Hamburg/Stuttgart . Von Mobbing bis Zeitverschwendung – immer mehr Jugendliche sehen Risiken darin, ständig online zu sein.

Nutzt du das Internet? Diese Frage erscheint jungen Menschen heutzutage vollkommen lächerlich. „Die komplette Kommunikation läuft mittlerweile über das Netz. Es ist in keinem Lebensbereich mehr wegzudenken“, sagt Michael Vrazitulis. Der 20-Jährige bestätigt damit, was eine Studie des Deutschen Instituts für Vertrauen und Sicherheit im Internet (DIVSI) festgestellt hat. Demnach nutzen 99 Prozent der befragten 14- bis 24-Jährigen das Internet täglich. Und dennoch regen sich unter den Jugendlichen langsam auch Bedenken. Die 17-jährige Abigail Köster sagt: „Ich nutze das Internet hauptsächlich zur Recherche. Ich bin zwar bei sozialen Netzwerken angemeldet, kann aber auch gut ohne.“ Sie sieht bei der Nutzung zu viele potenzielle Risiken: „Was einmal im Netz ist, verschwindet nicht mehr.“

54 Prozent der befragten Jugendlichen und jungen Erwachsenen veröffentlichen laut Umfrage in den sozialen Netzwerken selten bis nie etwas, weil sie so wenige Daten wie möglich von sich preisgeben wollen. Die Befragten hätten vor allem die Sorge, dass persönliche Informationen über sie veröffentlicht oder falsche Angaben über sie gemacht würden. Sogenannte Fake-Profile, also gefälschte Nutzerprofile in den sozialen Medien, nähmen 44 Prozent der Befragten als eines der größten persönlichen Risiken im Netz wahr. Rund zwei Drittel der Jugendlichen sind laut Studie der Meinung, es gebe im Internet eine Beleidigungskultur und wer sich dort äußere, müsse damit rechnen beleidigt oder beschimpft zu werden. „Cyber-Mobbing ist ein großes Problem“, so Köster.

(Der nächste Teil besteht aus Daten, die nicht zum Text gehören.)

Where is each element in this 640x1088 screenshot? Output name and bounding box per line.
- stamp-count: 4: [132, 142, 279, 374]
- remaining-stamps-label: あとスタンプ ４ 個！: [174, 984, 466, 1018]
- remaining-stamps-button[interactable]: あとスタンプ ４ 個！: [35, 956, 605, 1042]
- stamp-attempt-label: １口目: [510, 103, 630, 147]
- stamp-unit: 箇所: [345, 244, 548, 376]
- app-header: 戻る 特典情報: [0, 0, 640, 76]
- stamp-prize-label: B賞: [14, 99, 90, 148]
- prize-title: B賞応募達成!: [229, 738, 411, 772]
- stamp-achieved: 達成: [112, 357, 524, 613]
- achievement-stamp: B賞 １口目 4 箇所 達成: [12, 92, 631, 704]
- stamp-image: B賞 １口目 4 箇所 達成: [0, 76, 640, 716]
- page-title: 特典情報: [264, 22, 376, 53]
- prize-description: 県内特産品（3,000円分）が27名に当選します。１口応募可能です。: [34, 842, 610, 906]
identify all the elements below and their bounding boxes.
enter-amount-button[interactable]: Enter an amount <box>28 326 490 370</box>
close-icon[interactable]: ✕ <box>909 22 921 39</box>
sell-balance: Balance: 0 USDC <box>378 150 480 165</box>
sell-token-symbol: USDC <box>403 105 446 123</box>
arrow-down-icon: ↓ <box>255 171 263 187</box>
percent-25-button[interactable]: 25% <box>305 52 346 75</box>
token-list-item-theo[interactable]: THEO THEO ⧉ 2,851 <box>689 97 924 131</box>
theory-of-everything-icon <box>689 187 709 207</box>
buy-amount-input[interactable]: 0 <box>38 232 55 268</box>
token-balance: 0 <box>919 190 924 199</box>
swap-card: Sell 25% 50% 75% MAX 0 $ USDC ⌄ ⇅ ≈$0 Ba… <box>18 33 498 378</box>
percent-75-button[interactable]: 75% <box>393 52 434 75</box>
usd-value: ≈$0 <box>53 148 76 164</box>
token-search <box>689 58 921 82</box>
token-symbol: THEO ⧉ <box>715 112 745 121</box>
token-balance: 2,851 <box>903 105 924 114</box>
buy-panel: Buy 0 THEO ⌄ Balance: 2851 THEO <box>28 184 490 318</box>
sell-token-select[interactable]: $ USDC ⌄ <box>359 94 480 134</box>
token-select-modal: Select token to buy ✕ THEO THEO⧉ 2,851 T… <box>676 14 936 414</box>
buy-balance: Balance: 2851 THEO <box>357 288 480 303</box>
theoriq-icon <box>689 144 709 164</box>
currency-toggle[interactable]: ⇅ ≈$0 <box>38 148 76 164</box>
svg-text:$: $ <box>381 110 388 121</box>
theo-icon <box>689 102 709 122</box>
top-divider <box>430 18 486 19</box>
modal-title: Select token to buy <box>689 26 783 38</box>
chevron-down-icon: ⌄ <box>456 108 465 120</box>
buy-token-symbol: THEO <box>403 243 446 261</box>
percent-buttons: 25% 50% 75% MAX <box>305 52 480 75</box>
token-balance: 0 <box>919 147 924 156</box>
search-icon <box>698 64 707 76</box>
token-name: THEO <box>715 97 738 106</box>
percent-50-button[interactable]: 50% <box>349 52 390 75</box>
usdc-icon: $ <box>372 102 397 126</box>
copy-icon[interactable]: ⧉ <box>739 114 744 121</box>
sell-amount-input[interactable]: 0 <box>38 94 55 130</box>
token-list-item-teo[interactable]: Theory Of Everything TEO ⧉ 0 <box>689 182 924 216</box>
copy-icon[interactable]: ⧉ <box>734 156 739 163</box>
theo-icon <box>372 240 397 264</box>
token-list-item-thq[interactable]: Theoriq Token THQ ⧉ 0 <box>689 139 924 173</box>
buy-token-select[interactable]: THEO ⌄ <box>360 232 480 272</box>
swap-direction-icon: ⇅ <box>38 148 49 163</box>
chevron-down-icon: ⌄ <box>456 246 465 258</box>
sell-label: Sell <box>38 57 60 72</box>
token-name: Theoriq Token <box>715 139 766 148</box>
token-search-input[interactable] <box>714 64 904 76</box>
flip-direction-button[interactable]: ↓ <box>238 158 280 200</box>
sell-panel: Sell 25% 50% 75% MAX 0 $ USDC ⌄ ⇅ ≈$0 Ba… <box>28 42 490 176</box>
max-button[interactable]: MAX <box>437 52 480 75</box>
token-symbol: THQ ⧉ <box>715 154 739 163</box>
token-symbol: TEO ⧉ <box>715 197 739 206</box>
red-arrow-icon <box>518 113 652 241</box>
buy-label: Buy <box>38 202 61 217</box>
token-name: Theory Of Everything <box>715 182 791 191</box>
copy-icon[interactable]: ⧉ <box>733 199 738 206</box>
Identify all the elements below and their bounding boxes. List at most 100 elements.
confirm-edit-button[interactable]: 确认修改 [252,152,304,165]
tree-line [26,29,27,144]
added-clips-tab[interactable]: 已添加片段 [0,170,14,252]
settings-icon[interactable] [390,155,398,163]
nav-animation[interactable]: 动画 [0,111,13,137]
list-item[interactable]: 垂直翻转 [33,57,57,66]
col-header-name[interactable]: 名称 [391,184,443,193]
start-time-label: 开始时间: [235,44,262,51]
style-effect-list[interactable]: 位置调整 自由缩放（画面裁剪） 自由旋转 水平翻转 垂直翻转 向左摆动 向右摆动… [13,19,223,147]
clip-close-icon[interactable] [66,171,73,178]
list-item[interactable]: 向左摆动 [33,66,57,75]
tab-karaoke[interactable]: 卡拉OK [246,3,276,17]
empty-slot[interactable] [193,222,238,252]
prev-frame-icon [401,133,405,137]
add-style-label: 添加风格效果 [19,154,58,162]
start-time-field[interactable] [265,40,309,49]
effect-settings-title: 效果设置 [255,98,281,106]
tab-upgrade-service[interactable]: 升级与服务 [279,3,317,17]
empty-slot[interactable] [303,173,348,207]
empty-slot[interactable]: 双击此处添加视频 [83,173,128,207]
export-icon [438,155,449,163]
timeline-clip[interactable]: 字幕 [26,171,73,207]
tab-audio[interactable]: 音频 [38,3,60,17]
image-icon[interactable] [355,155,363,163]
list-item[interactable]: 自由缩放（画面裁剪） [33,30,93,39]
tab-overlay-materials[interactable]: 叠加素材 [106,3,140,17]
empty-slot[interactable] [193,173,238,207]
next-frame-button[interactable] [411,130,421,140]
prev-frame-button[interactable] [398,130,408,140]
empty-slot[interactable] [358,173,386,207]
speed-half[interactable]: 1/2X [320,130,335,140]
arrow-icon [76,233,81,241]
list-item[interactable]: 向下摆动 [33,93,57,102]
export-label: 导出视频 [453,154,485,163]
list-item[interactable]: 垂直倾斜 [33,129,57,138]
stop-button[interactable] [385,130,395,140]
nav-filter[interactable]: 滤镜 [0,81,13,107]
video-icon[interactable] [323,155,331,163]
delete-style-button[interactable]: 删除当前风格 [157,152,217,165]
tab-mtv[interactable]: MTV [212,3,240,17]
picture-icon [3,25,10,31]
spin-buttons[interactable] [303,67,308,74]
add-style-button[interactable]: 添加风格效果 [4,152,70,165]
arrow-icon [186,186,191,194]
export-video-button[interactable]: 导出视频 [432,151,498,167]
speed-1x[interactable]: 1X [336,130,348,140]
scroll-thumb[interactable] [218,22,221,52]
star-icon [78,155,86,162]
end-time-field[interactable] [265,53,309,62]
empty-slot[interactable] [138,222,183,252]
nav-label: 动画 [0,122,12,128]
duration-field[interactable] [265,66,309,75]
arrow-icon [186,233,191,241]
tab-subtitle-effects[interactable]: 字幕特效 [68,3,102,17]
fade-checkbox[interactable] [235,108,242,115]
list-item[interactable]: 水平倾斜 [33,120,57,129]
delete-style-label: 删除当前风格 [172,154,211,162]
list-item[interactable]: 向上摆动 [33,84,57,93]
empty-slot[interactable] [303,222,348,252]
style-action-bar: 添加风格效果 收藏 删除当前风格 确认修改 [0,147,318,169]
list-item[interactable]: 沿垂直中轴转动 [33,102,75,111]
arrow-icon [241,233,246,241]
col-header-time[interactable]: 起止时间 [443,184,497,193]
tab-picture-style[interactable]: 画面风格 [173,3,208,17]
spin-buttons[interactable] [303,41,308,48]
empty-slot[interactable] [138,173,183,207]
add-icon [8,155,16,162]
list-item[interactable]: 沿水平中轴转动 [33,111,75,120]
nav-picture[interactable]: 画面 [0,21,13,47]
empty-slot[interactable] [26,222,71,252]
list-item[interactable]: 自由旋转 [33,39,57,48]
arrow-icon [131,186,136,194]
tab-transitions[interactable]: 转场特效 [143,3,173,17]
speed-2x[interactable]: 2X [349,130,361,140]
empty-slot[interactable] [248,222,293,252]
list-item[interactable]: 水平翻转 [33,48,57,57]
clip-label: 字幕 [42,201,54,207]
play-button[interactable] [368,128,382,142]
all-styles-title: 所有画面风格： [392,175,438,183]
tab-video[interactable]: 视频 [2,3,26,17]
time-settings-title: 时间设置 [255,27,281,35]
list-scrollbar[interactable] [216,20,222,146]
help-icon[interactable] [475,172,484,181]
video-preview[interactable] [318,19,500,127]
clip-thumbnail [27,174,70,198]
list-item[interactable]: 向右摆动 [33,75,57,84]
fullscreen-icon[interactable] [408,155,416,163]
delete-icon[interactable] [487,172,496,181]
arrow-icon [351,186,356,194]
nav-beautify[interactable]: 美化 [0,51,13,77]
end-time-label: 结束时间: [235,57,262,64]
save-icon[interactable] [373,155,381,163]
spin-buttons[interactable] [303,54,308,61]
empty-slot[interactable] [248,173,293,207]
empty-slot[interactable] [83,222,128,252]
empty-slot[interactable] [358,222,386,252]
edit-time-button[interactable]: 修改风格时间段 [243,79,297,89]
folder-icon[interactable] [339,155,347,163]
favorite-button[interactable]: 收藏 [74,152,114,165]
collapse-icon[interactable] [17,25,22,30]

In der Studie Jugend, Information und Medien (JIM) 2018 gaben elf Prozent der befragten Jugendlichen zwischen 12 und 19 Jahre an, dass schon einmal peinliche oder beleidigende Fotos oder Videos, auf denen sie zu sehen waren, veröffentlicht wurden. Kontakt mit Hassbotschaften im Netz hat laut Studie bereits der überwiegende Teil der jungen Menschen gehabt. 21 Prozent der Umfrageteilnehmer seien schon häufiger Feindseligkeiten im Netz begegnet, weiteren 17 Prozent passiere dies zumindest gelegentlich und 28 Prozent hätten damit eher selten zu tun. Nur etwa ein Drittel der Jugendlichen antwortete, noch nie mit Hassbotschaften konfrontiert gewesen zu sein. 34 Prozent der Jugendlichen gaben in der JIM-Studie an, dass in ihrem Bekanntenkreis schon einmal jemand Opfer von Cyber-Mobbing, also Drangsalierung in Online-Foren oder den sozialen Medien, wurde.